As fracassadas Aldeias do Milênio de Chibuto, Lionde, Cahora Bassa e outras, apesar de terem
sido colocados de lado as lições das Aldeias Comunais tinham, pelo menos na visão política
nacional, e não do Prof. Jefrey Sachs, essa visão de transformação. Agora que estamos em paz e
presença de poderosas empresas, da qual o Estado extrai rendimentos por via de impostos, é
chegado o momento de pensar seriamente sobre como se pretende transformar a estrutura
habitacional das pessoas nas zonas rurais. (iii) Uma coisa é iniciar a discussão da ideia, mas a
outra é tomar uma decisão sobre ela, que neste caso é da soberana responsabilidade do Estado
assim fazer em cumprimento do contrato social. Portanto, responsabilidade do Estado não deve
em nenhum momento ser confundida com a vontade das empresas no quadro de responsabilidade
social corporativa e/ ou plano de desenvolvimento social para o caso das mineradoras com
responsabilidade legal de fazer o reassentamento e restauração de modos de vida das pessoas
afectadas pelas operações mineiras. Portanto, não se trata de exclusão mas sim trata-se de definir
o ponto de partida de uma acção de longo prazo.
Numa insistência minha sobre o post, uma antiga estudante minha sugeria que seria melhor
ensinar as pessoas a aprender a construir as palhotas e que são boas para viver. Respeito o
comentário mas achei-o frágil por estar descontextualizado, pois a tal estudante nunca
experimentou em toda a vida dela o que significa ter palhota como residência. Por isso, mesmo
melhorada, uma palhota será sempre palhota.

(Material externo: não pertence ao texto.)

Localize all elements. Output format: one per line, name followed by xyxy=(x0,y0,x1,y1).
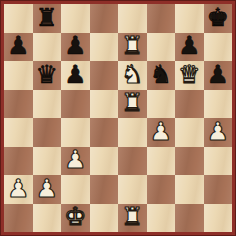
square-d7[interactable] xyxy=(90,33,119,62)
square-f3[interactable] xyxy=(147,147,176,176)
square-b1[interactable] xyxy=(33,204,62,233)
piece-white-pawn-a2[interactable]: ♟ xyxy=(7,176,29,201)
square-b6[interactable]: ♛ xyxy=(33,61,62,90)
square-f4[interactable]: ♟ xyxy=(147,118,176,147)
square-f2[interactable] xyxy=(147,175,176,204)
piece-black-pawn-a7[interactable]: ♟ xyxy=(7,33,29,58)
square-h5[interactable] xyxy=(204,90,233,119)
piece-black-queen-b6[interactable]: ♛ xyxy=(36,62,58,87)
square-h2[interactable] xyxy=(204,175,233,204)
square-c5[interactable] xyxy=(61,90,90,119)
square-a2[interactable]: ♟ xyxy=(4,175,33,204)
square-b2[interactable]: ♟ xyxy=(33,175,62,204)
square-f1[interactable] xyxy=(147,204,176,233)
square-h6[interactable]: ♟ xyxy=(204,61,233,90)
piece-white-pawn-f4[interactable]: ♟ xyxy=(150,119,172,144)
square-b8[interactable]: ♜ xyxy=(33,4,62,33)
square-c6[interactable]: ♟ xyxy=(61,61,90,90)
square-h1[interactable] xyxy=(204,204,233,233)
square-c8[interactable] xyxy=(61,4,90,33)
square-d4[interactable] xyxy=(90,118,119,147)
square-b3[interactable] xyxy=(33,147,62,176)
piece-black-king-h8[interactable]: ♚ xyxy=(207,5,229,30)
square-f6[interactable]: ♞ xyxy=(147,61,176,90)
square-g8[interactable] xyxy=(175,4,204,33)
square-g6[interactable]: ♛ xyxy=(175,61,204,90)
square-g2[interactable] xyxy=(175,175,204,204)
square-g5[interactable] xyxy=(175,90,204,119)
square-a7[interactable]: ♟ xyxy=(4,33,33,62)
piece-white-queen-g6[interactable]: ♛ xyxy=(178,62,200,87)
square-f8[interactable] xyxy=(147,4,176,33)
piece-white-rook-e7[interactable]: ♜ xyxy=(121,33,143,58)
square-d6[interactable] xyxy=(90,61,119,90)
square-f5[interactable] xyxy=(147,90,176,119)
square-g3[interactable] xyxy=(175,147,204,176)
square-e5[interactable]: ♜ xyxy=(118,90,147,119)
square-c1[interactable]: ♚ xyxy=(61,204,90,233)
square-e7[interactable]: ♜ xyxy=(118,33,147,62)
square-g7[interactable]: ♟ xyxy=(175,33,204,62)
square-a3[interactable] xyxy=(4,147,33,176)
square-g4[interactable] xyxy=(175,118,204,147)
square-e6[interactable]: ♞ xyxy=(118,61,147,90)
square-b5[interactable] xyxy=(33,90,62,119)
square-e4[interactable] xyxy=(118,118,147,147)
square-a6[interactable] xyxy=(4,61,33,90)
square-e8[interactable] xyxy=(118,4,147,33)
square-h4[interactable]: ♟ xyxy=(204,118,233,147)
piece-white-pawn-b2[interactable]: ♟ xyxy=(36,176,58,201)
piece-black-pawn-g7[interactable]: ♟ xyxy=(178,33,200,58)
piece-white-knight-e6[interactable]: ♞ xyxy=(121,62,143,87)
square-h7[interactable] xyxy=(204,33,233,62)
square-a8[interactable] xyxy=(4,4,33,33)
chess-board-frame: ♜♚♟♟♜♟♛♟♞♞♛♟♜♟♟♟♟♟♚♜ xyxy=(0,0,236,236)
piece-white-rook-e5[interactable]: ♜ xyxy=(121,90,143,115)
square-h8[interactable]: ♚ xyxy=(204,4,233,33)
piece-white-king-c1[interactable]: ♚ xyxy=(64,204,86,229)
square-h3[interactable] xyxy=(204,147,233,176)
square-d8[interactable] xyxy=(90,4,119,33)
piece-white-rook-e1[interactable]: ♜ xyxy=(121,204,143,229)
piece-black-pawn-c6[interactable]: ♟ xyxy=(64,62,86,87)
piece-white-pawn-h4[interactable]: ♟ xyxy=(207,119,229,144)
square-d2[interactable] xyxy=(90,175,119,204)
piece-black-knight-f6[interactable]: ♞ xyxy=(150,62,172,87)
square-a1[interactable] xyxy=(4,204,33,233)
square-d1[interactable] xyxy=(90,204,119,233)
square-b4[interactable] xyxy=(33,118,62,147)
piece-black-rook-b8[interactable]: ♜ xyxy=(36,5,58,30)
square-b7[interactable] xyxy=(33,33,62,62)
square-a4[interactable] xyxy=(4,118,33,147)
square-c7[interactable]: ♟ xyxy=(61,33,90,62)
square-c2[interactable] xyxy=(61,175,90,204)
square-d3[interactable] xyxy=(90,147,119,176)
square-g1[interactable] xyxy=(175,204,204,233)
square-e2[interactable] xyxy=(118,175,147,204)
square-e1[interactable]: ♜ xyxy=(118,204,147,233)
piece-black-pawn-h6[interactable]: ♟ xyxy=(207,62,229,87)
square-e3[interactable] xyxy=(118,147,147,176)
piece-black-pawn-c7[interactable]: ♟ xyxy=(64,33,86,58)
piece-white-pawn-c3[interactable]: ♟ xyxy=(64,147,86,172)
square-c4[interactable] xyxy=(61,118,90,147)
square-d5[interactable] xyxy=(90,90,119,119)
square-f7[interactable] xyxy=(147,33,176,62)
square-c3[interactable]: ♟ xyxy=(61,147,90,176)
chess-board: ♜♚♟♟♜♟♛♟♞♞♛♟♜♟♟♟♟♟♚♜ xyxy=(4,4,232,232)
square-a5[interactable] xyxy=(4,90,33,119)
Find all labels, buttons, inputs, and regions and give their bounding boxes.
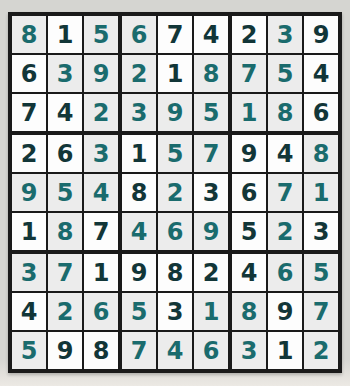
- sudoku-box-2: 674218395: [122, 16, 228, 131]
- sudoku-box-3: 239754186: [232, 16, 338, 131]
- cell-r8c2[interactable]: 2: [48, 293, 82, 330]
- cell-r6c3[interactable]: 7: [84, 213, 118, 250]
- cell-r1c4[interactable]: 6: [122, 16, 156, 53]
- cell-r5c5[interactable]: 2: [158, 174, 192, 211]
- cell-r5c9[interactable]: 1: [304, 174, 338, 211]
- page-background: 8156397426742183952397541862639541871578…: [0, 0, 350, 386]
- cell-r4c4[interactable]: 1: [122, 135, 156, 172]
- cell-r8c5[interactable]: 3: [158, 293, 192, 330]
- sudoku-box-5: 157823469: [122, 135, 228, 250]
- cell-r7c8[interactable]: 6: [268, 254, 302, 291]
- cell-r3c3[interactable]: 2: [84, 94, 118, 131]
- cell-r5c1[interactable]: 9: [12, 174, 46, 211]
- cell-r2c4[interactable]: 2: [122, 55, 156, 92]
- cell-r7c3[interactable]: 1: [84, 254, 118, 291]
- cell-r6c7[interactable]: 5: [232, 213, 266, 250]
- cell-r2c8[interactable]: 5: [268, 55, 302, 92]
- cell-r5c6[interactable]: 3: [194, 174, 228, 211]
- cell-r2c3[interactable]: 9: [84, 55, 118, 92]
- cell-r7c5[interactable]: 8: [158, 254, 192, 291]
- cell-r8c6[interactable]: 1: [194, 293, 228, 330]
- cell-r7c4[interactable]: 9: [122, 254, 156, 291]
- cell-r7c1[interactable]: 3: [12, 254, 46, 291]
- cell-r9c2[interactable]: 9: [48, 332, 82, 369]
- cell-r4c8[interactable]: 4: [268, 135, 302, 172]
- sudoku-box-1: 815639742: [12, 16, 118, 131]
- cell-r5c2[interactable]: 5: [48, 174, 82, 211]
- cell-r2c1[interactable]: 6: [12, 55, 46, 92]
- cell-r9c9[interactable]: 2: [304, 332, 338, 369]
- cell-r3c5[interactable]: 9: [158, 94, 192, 131]
- cell-r6c4[interactable]: 4: [122, 213, 156, 250]
- cell-r8c3[interactable]: 6: [84, 293, 118, 330]
- cell-r9c5[interactable]: 4: [158, 332, 192, 369]
- cell-r4c9[interactable]: 8: [304, 135, 338, 172]
- cell-r9c1[interactable]: 5: [12, 332, 46, 369]
- cell-r2c6[interactable]: 8: [194, 55, 228, 92]
- cell-r3c8[interactable]: 8: [268, 94, 302, 131]
- cell-r8c4[interactable]: 5: [122, 293, 156, 330]
- cell-r6c5[interactable]: 6: [158, 213, 192, 250]
- cell-r8c7[interactable]: 8: [232, 293, 266, 330]
- cell-r4c3[interactable]: 3: [84, 135, 118, 172]
- cell-r1c8[interactable]: 3: [268, 16, 302, 53]
- cell-r6c9[interactable]: 3: [304, 213, 338, 250]
- cell-r7c6[interactable]: 2: [194, 254, 228, 291]
- cell-r2c2[interactable]: 3: [48, 55, 82, 92]
- cell-r3c7[interactable]: 1: [232, 94, 266, 131]
- cell-r9c3[interactable]: 8: [84, 332, 118, 369]
- cell-r7c9[interactable]: 5: [304, 254, 338, 291]
- cell-r8c9[interactable]: 7: [304, 293, 338, 330]
- cell-r9c6[interactable]: 6: [194, 332, 228, 369]
- sudoku-box-8: 982531746: [122, 254, 228, 369]
- cell-r9c7[interactable]: 3: [232, 332, 266, 369]
- cell-r3c9[interactable]: 6: [304, 94, 338, 131]
- cell-r4c2[interactable]: 6: [48, 135, 82, 172]
- cell-r1c5[interactable]: 7: [158, 16, 192, 53]
- cell-r2c9[interactable]: 4: [304, 55, 338, 92]
- cell-r1c2[interactable]: 1: [48, 16, 82, 53]
- cell-r1c1[interactable]: 8: [12, 16, 46, 53]
- cell-r4c6[interactable]: 7: [194, 135, 228, 172]
- cell-r4c7[interactable]: 9: [232, 135, 266, 172]
- cell-r3c2[interactable]: 4: [48, 94, 82, 131]
- cell-r8c1[interactable]: 4: [12, 293, 46, 330]
- sudoku-box-7: 371426598: [12, 254, 118, 369]
- cell-r1c3[interactable]: 5: [84, 16, 118, 53]
- cell-r3c1[interactable]: 7: [12, 94, 46, 131]
- sudoku-box-9: 465897312: [232, 254, 338, 369]
- cell-r3c4[interactable]: 3: [122, 94, 156, 131]
- cell-r5c8[interactable]: 7: [268, 174, 302, 211]
- cell-r5c3[interactable]: 4: [84, 174, 118, 211]
- cell-r6c1[interactable]: 1: [12, 213, 46, 250]
- cell-r6c2[interactable]: 8: [48, 213, 82, 250]
- cell-r3c6[interactable]: 5: [194, 94, 228, 131]
- cell-r2c7[interactable]: 7: [232, 55, 266, 92]
- cell-r7c2[interactable]: 7: [48, 254, 82, 291]
- sudoku-box-4: 263954187: [12, 135, 118, 250]
- cell-r9c4[interactable]: 7: [122, 332, 156, 369]
- cell-r5c4[interactable]: 8: [122, 174, 156, 211]
- cell-r5c7[interactable]: 6: [232, 174, 266, 211]
- cell-r6c8[interactable]: 2: [268, 213, 302, 250]
- cell-r4c1[interactable]: 2: [12, 135, 46, 172]
- cell-r2c5[interactable]: 1: [158, 55, 192, 92]
- cell-r9c8[interactable]: 1: [268, 332, 302, 369]
- cell-r4c5[interactable]: 5: [158, 135, 192, 172]
- cell-r6c6[interactable]: 9: [194, 213, 228, 250]
- cell-r7c7[interactable]: 4: [232, 254, 266, 291]
- cell-r8c8[interactable]: 9: [268, 293, 302, 330]
- sudoku-board: 8156397426742183952397541862639541871578…: [8, 12, 342, 373]
- cell-r1c7[interactable]: 2: [232, 16, 266, 53]
- cell-r1c9[interactable]: 9: [304, 16, 338, 53]
- cell-r1c6[interactable]: 4: [194, 16, 228, 53]
- sudoku-box-6: 948671523: [232, 135, 338, 250]
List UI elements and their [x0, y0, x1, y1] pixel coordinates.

Ou engajamo-nos em transformação deveras ou
ficamos em insinuamos de que a população “sente-se melhor naquele meio ambiente” como
alguns tentam fazer passar a mensagem, remetendo a maioria no subdesenvolvimento quando o
discurso é pro-desenvolvimento.
Para terminar, tendo o novo Governo de Moçambique já sido formado, hoje reitero que gostava
de ver incluido no Plano Quinquenal do Governo 2015-19 a questão da erradicação da palhota
como habitação em Moçambique e não simplesmente a demarcação de 200.500 talhões e
construção de apenas 35.000 casas até 2019 (PQG, p. 20). O Governo de Moçambique pode
fazer mais. Ou pelo menos, que fossem declarados livres de palhotas como habitação os distritos
de Pande em Inhambane; Moatize em Tete; Moma em Nampula e Palma em Cabo Delgado em
2019. Só assim podemos testar nossa vontade e determinação de desenvolver Moçambique
transformando a vida das pessoas nas zonas rurais.